FTAs sure are nice when other people do them, but let's not and say we did, offers The Greatest Nation on Earth. The US official once again announced that ECFA was A Good Thing (he could hardly do otherwise) but left this little tidbit at the end:
As to whether any ministerial-level U.S. officials are likely to visit Taiwan, Shear said the U.S. does not have any such plan at the moment. The issue should be considered in a larger framework guiding U.S.-China relations, he said.
In other words, whether US cabinet-level officials visit Taiwan is contigent on whether it pisses Beijing off. Pssst...maybe that's why you should do it, guys! It would be great if the next official said that such visits were part of a larger framework guiding US-China-Taiwan relations.

About the only good thing in all this is that when I was off searching to see when exactly it was the TIFA talks stalled I got this hit first, which almost made up for the fact that it turns out that TIFA has been dead in the water since 2007 over the beef fracas. Plans are to restart at the end of 2010. So congratulations Taiwan, ECFA changes nothing between the US and Taiwan.

Meanwhile, across the Atlantic, an ECIPE paper argued that the time had come for an EU-Taiwan FTA under the WTO framework:
This paper discusses the economics and geopolitics of EU Taiwan commercial relations and weighs the case for a free trade agreement (FTA) between them. There is a widespread belief that China will oppose an EU-Taiwan FTA. The recent cross-Straits rapprochement, recently crowned by a trade agreement, could provide a window for Taiwan to sign trade deals with other partners.

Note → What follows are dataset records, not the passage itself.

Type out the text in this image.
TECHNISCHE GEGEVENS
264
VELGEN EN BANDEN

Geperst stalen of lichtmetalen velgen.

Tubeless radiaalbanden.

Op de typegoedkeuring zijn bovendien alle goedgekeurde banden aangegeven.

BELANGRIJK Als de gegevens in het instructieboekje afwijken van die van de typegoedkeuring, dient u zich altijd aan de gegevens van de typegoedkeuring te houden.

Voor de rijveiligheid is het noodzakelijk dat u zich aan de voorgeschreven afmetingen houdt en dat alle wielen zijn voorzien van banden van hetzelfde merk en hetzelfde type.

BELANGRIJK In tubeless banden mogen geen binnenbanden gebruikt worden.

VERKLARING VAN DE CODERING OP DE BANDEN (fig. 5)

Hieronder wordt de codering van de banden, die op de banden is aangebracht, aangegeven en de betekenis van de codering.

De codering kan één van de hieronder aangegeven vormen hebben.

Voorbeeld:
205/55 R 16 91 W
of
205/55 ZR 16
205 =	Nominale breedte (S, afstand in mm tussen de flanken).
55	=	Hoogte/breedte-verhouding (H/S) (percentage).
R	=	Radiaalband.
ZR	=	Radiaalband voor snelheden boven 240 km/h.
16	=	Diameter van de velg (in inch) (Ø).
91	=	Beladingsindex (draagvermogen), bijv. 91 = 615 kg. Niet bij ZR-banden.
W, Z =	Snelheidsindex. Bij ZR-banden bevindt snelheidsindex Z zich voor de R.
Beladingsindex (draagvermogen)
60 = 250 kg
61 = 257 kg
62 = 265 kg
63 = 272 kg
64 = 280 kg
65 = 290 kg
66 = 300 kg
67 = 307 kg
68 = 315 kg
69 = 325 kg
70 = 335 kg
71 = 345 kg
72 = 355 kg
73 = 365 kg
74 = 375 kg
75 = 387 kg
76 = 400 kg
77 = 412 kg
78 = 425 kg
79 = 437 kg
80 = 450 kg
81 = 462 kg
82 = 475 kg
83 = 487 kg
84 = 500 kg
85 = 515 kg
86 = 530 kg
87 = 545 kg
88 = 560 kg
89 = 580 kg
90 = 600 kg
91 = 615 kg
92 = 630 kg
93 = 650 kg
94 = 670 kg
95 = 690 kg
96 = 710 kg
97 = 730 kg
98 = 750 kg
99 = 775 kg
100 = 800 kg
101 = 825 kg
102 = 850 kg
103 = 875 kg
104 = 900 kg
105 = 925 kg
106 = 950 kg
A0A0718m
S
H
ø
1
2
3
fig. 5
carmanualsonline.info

An FTA with Taiwan would boost some of Europe’s most competitive sectors in ICT, automotives, pharmaceutical products, and telecommunications, financial, business, transport and environmental services. Taiwan needs to position itself as a production platform for global markets. Taiwan is member of the World Trade Organisation - legal obstacles to an EU Taiwan FTA are minimal. But China needs to be reassured that the agreement does not involve recognition of Taiwan’s formal statehood.
Love that last sentence. Poor China, always in need of reassurance.

An EU-Taiwan FTA would be great, always provided that it didn't claim that Taiwan was part of China. Done under the WTO framework it need not do that. But this is all pie in the sky at this point.

Today's light humor is provided by this Mainland Affairs Council (MAC) poll on ECFA, which found, not surprisingly, that the good people of Taiwan are swooning over the pact. I'll let Taiwan Today carry the ball:
The poll found that nearly 61 percent support the ECFA negotiation results. A resounding 79.3 percent endorsed the government’s handling of cross-strait affairs via the institutionalized negotiations. Only 15.9 percent disapproved of the government’s conduct.
What a success! The polls have swiveled round overnight!

Stop the presses! KNN was kind enough to publish the whole poll. Many of the questions are loaded (and others notable chiefly for their absence), but number 3 is a keeper:
The former DPP government allowed 17 items of Mainland products, including towels, bedding products, clothes, and shoes, to enter the Taiwan market, to the detriment of these local industries. In the latest ECFA negotiation, the current KMT government neither decreased the tariffs on these 17 items nor allowed any additional items from Taiwan’s disadvantaged industries to be imported to Taiwan. Do you think the current government has protected Taiwan’s disadvantaged industries?
No leading the respondent there! This was conducted by the China Credit Information Service, which has old connections to...well, never mind, you can figure that one out from the name.

UPDATE: It took me a while to find it, but while MAC claims 79% support for the SEF-ARATS mechanism, this March Global Views poll found....7.4%. While 65% said that ECFA should be signed under the WTO framework.